Emily Lang


The road to receiving an education has led Emily Lang on a long and arduous journey.   Her difficulty started in the sixth grade, when she transitioned from a private school to a public school. 

“I had a very hard time fitting in there,” Emily said.  “I began cutting classes and using drugs. Education always seemed to be just out of my grasp.”

Emily obtained a GED at the age of twenty, when she was also pregnant with her first daughter.  She worked a series of dead end jobs, which did not pay enough to support her and her daughter, so she was also forced to obtain public assistance.  She later married and grew her family.  But, when her husband's business failed at the beginning of the economic crash in 2007, their marriage did not withstand the hardships.

It was then that Emily attempted college for the first time.  But, she found it too difficult to attend all of her classes and care for her four children.  It took a couple more years for her to realize just how important it was for her to try again.    

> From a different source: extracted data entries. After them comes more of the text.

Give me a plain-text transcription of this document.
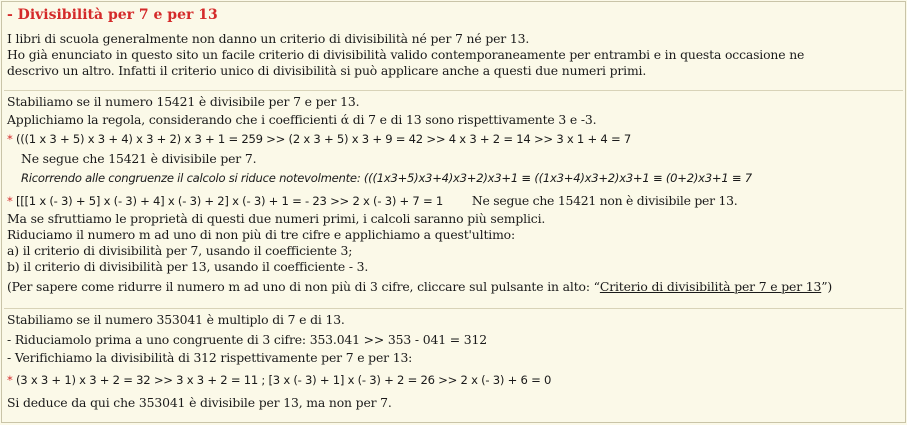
- Divisibilità per 7 e per 13
I libri di scuola generalmente non danno un criterio di divisibilità né per 7 né per 13.
Ho già enunciato in questo sito un facile criterio di divisibilità valido contemporaneamente per entrambi e in questa occasione ne
descrivo un altro. Infatti il criterio unico di divisibilità si può applicare anche a questi due numeri primi.
Stabiliamo se il numero 15421 è divisibile per 7 e per 13.
Applichiamo la regola, considerando che i coefficienti ά di 7 e di 13 sono rispettivamente 3 e -3.
* (((1 x 3 + 5) x 3 + 4) x 3 + 2) x 3 + 1 = 259 >> (2 x 3 + 5) x 3 + 9 = 42 >> 4 x 3 + 2 = 14 >> 3 x 1 + 4 = 7
Ne segue che 15421 è divisibile per 7.
Ricorrendo alle congruenze il calcolo si riduce notevolmente: (((1x3+5)x3+4)x3+2)x3+1 ≡ ((1x3+4)x3+2)x3+1 ≡ (0+2)x3+1 ≡ 7
* [[[1 x (- 3) + 5] x (- 3) + 4] x (- 3) + 2] x (- 3) + 1 = - 23 >> 2 x (- 3) + 7 = 1 Ne segue che 15421 non è divisibile per 13.
Ma se sfruttiamo le proprietà di questi due numeri primi, i calcoli saranno più semplici.
Riduciamo il numero m ad uno di non più di tre cifre e applichiamo a quest'ultimo:
a) il criterio di divisibilità per 7, usando il coefficiente 3;
b) il criterio di divisibilità per 13, usando il coefficiente - 3.
(Per sapere come ridurre il numero m ad uno di non più di 3 cifre, cliccare sul pulsante in alto: “Criterio di divisibilità per 7 e per 13”)
Stabiliamo se il numero 353041 è multiplo di 7 e di 13.
- Riduciamolo prima a uno congruente di 3 cifre: 353.041 >> 353 - 041 = 312
- Verifichiamo la divisibilità di 312 rispettivamente per 7 e per 13:
* (3 x 3 + 1) x 3 + 2 = 32 >> 3 x 3 + 2 = 11 ; [3 x (- 3) + 1] x (- 3) + 2 = 26 >> 2 x (- 3) + 6 = 0
Si deduce da qui che 353041 è divisibile per 13, ma non per 7.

“When I finally began to put my life back together, I found myself in a tough situation,” Emily said.  “I had four children and no skills.  The only job I could get was scrubbing bathrooms and cooking in a drug treatment facility, and I still wasn’t earning enough money to support myself and my children.” 

She eventually enrolled in a full load of classes at Modesto Junior College, and later transferred to Columbia College to complete her degree.  In the spring of 2015, she will graduate from Columbia College with an associate degree in liberal studies.  And, once she completes just one more class during the summer 2015 session, she’ll also receive her Associate in Arts for Transfer (AA-T) degree in communications studies. 

“When I first started attending classes, I often felt like the dumbest person in the room,” Emily said.  “However, I slowly learned that I was capable and I was succeeding.  Just recently, my children and family saw me graduate.  They saw me complete something significant for the first time.  It was one of the proudest moments of my entire life.”

While working on her associate degree, Emily received the Board of Governor’s (BOG) Fee Waiver, Pell Grant, Cal Grant, Federal Supplemental Educational Opportunity Grant (FSEOG) and scholarships.  She also received some assistance from special programs, including EOPS, TRIO and CalWORKs. 

Next up for Emily?  She hopes to attend California State University, Stanislaus, to earn her bachelor’s degree.  Her ultimate goal is to obtain a master’s degree. 

“I never fully believed that I could attain my educational goals until recently,” Emily said.  “Financial aid has made education a viable option for me.  I never could have attended school, afforded to live, and put food on my family’s table without the assistance of financial aid and special programs.” 

For Emily, receiving financial aid was a life-saver.  But, she also had to learn the importance of budgeting so she could successfully make it through each semester.  Because of that, she encourages all students to attend a budgeting workshop – and, some colleges offer them for free. 

“Do not count yourself out,” Emily said.  “There is financial aid available.  Be sure to submit the FAFSA, and work with your school to help you get everything in order.  Look for special programs such as EOPS, TRIO and CalWORKs, which can assist with purchasing books or locating resources in your community.  And, be sure to apply for scholarships – it takes a little time, but why would you pass up an opportunity to receive free money?  There are people in your community that want to help you in your educational career, so let them.”